Materials and Methods
Initially, 99 gullies were identified during field visits, the location of the gully head-cut was recorded, and a map of the spatial distribution of the gullies was prepared. The recorded gullies were randomly divided into two groups: training and validation in a ratio of 70:30, such that 70% of the gullies were in the training group and the rest in the validation group. In addition, maps of factors affecting gully erosion including elevation, slope gradient, slope aspect, lithology, distance from the stream, topographic wetness index, land use, plan curvature, profile curvature, average annual rainfall, relative slope position, stream power index, distance from the road, soil order, and soil texture were prepared in geographic information system.

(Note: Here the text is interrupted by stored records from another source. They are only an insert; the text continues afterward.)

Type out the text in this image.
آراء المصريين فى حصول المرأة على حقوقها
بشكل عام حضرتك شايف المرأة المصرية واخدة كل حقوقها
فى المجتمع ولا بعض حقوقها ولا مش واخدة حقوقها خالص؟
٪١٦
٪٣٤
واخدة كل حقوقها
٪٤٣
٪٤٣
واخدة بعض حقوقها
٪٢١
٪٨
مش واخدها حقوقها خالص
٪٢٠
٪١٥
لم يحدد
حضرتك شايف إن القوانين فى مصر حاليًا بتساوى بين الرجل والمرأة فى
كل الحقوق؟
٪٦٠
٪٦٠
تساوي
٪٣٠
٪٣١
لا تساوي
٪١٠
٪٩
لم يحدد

Subsequently, in the modeling process, environmental factors were considered as independent variables and the creation of gullies as a dependent variable. In order to model gully erosion, the training group gullies were used in this stage to calibrate the models. In this study, Random Forest (RF) and Boosted Regression Trees (BRT) machine learning models were used to predict gully erosion. In these models, raster layers related to environmental factors affecting gully erosion were introduced as independent variables to the model. Also, the layer of gully front points, which were previously named after the training group, was introduced as a dependent variable to the model. The process of running the models was carried out in the R software environment. The prediction accuracy of the models was also evaluated using the area under the receiver operating characteristic curve (AUC) method.
Results and Discussion
The spatial pattern of gully erosion by these two models showed that in this basin, generally the middle, eastern and northern parts, which are adjacent to waterways and rivers, have a higher tendency to cause gully erosion. Since the prediction interval of gully erosion in artificial intelligence models varies between zero and one, it can be considered as the probability of gully erosion. The lowest and highest values of the probability of gully erosion by the random forest model were obtained as 0.006 and 0.996, respectively. The median value of the prediction of gully erosion in the prediction of the random forest model was also calculated as 0.322. Therefore, fifty percent of the pixels in this basin have a tendency to cause gully erosion greater than 0.322 and the other half of its tendency is less than 0.322. The spatial pattern of gully erosion prediction from the boosted regression tree model also varied from 0.011 to 0.799. This model generally introduced the adjacent sections of the drainage network in the middle, eastern, and northern parts as the most favorable lands for the creation and formation of gully erosion. The median value in the prediction made using this model was 0.387. The prediction accuracy of the models was also obtained based on the area under the receiver operating characteristic curve in the random forest and boosted regression tree models, 0.952 and 0.891, respectively.
Conclusion
The findings showed that the random forest model has more accuracy in the spatial prediction of gully erosion in the Talwar watershed. Also, based on the AUC criterion, the random forest model was placed in the excellent group (AUC>0.9) and the boosted regression tree model was placed in the very good group (AUC<0.8). According to the findings of this study, executive agencies can use artificial intelligence and data mining models, such as the random forest model, to prepare a gully erosion map and plan and prioritize areas for implementing soil conservation measures. Certainly, focusing soil conservation executive measures and management programs in areas prone to gully erosion in the country's watersheds will improve the performance and optimize the financial resources of natural resources and watershed management departments. |